Apesar disto, a ENB denúncia que, no último ano e meio, tem vindo a “pressionar” o INEM no sentido de haver uma revisão completa dos conteúdos ministrados nos cursos TAS, já que entende que o modelo de formação imposto pelo INEM “não cumpre” com os critérios de qualidade que o desempenho da atividade exige. Nesta edição, o ‘BP’ faz o retrato da formação nesta área.
No universo dos bombeiros portugueses, a formação de TAS é assegurada pelo INEM, pela ENB e por várias entidades privadas acreditadas pelo INEM. Segundo o Instituto, que é a entidade certificadora, a qualidade deste tipo de formação encontra-se num patamar “aceitável”. Recorde-se que o INEM, além de realizar ações de formação TAS e respetivas Recertificações, é a entidade responsável por definir a formação (objetivos, conteúdos, carga horária, metodologias, etc.) e pela acreditação de entidades formadoras.
Questionado pelo ‘BP’ sobre a necessidade de evolução técnica deste tipo de formação apontada pela Escola, o INEM diz ao ‘BP’ que o curso TAS e a respetiva Recertificação têm sofrido diversas alterações ao longo dos anos.
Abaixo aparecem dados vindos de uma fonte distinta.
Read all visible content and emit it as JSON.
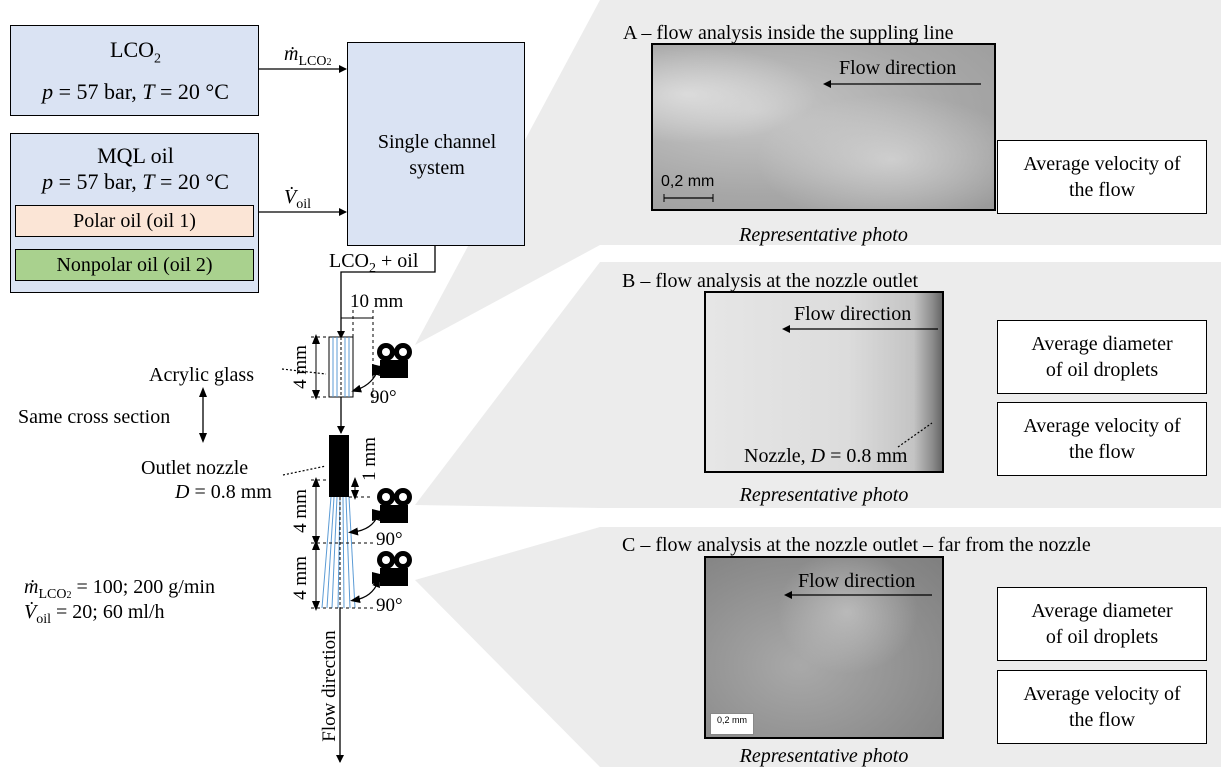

Além da atualização de conteúdos e metodologias dos suportes pedagógicos, têm sido introduzidas algumas alterações com o objetivo de “facilitar o acesso” a esta formação. “A importância é crucial, uma vez que os TAS são um elemento fundamental na resposta do Sistema Integrado de Emergência Médica, intervindo em praticamente todas as ocorrências, mesmo que, por vezes, apoiando meios mais diferenciados”, lembra o Instituto.
Embora esta seja a posição do INEM, José Ferreira, o presidente da ENB lamenta que, apesar das várias tentativas com vista à “revisão” dos conteúdos, o INEM ainda não tenha correspondido às solicitações. A ENB vai mais longe: “o mesmo se aplica à formação RTAS em que o modelo de b-learning, entretanto desenvolvido, revela agora a necessidade de uma reformulação ao nível do programa de formação e dos materiais pedagógicos utilizados”. “A importância dada pela ENB a esta formação é proporcional ao papel que os bombeiros desempenham na área da emergência pré-hospitalar e que, como é do conhecimento geral, corresponde a mais de 70 por cento da resposta que é dada neste domínio”, esclarece José Ferreira.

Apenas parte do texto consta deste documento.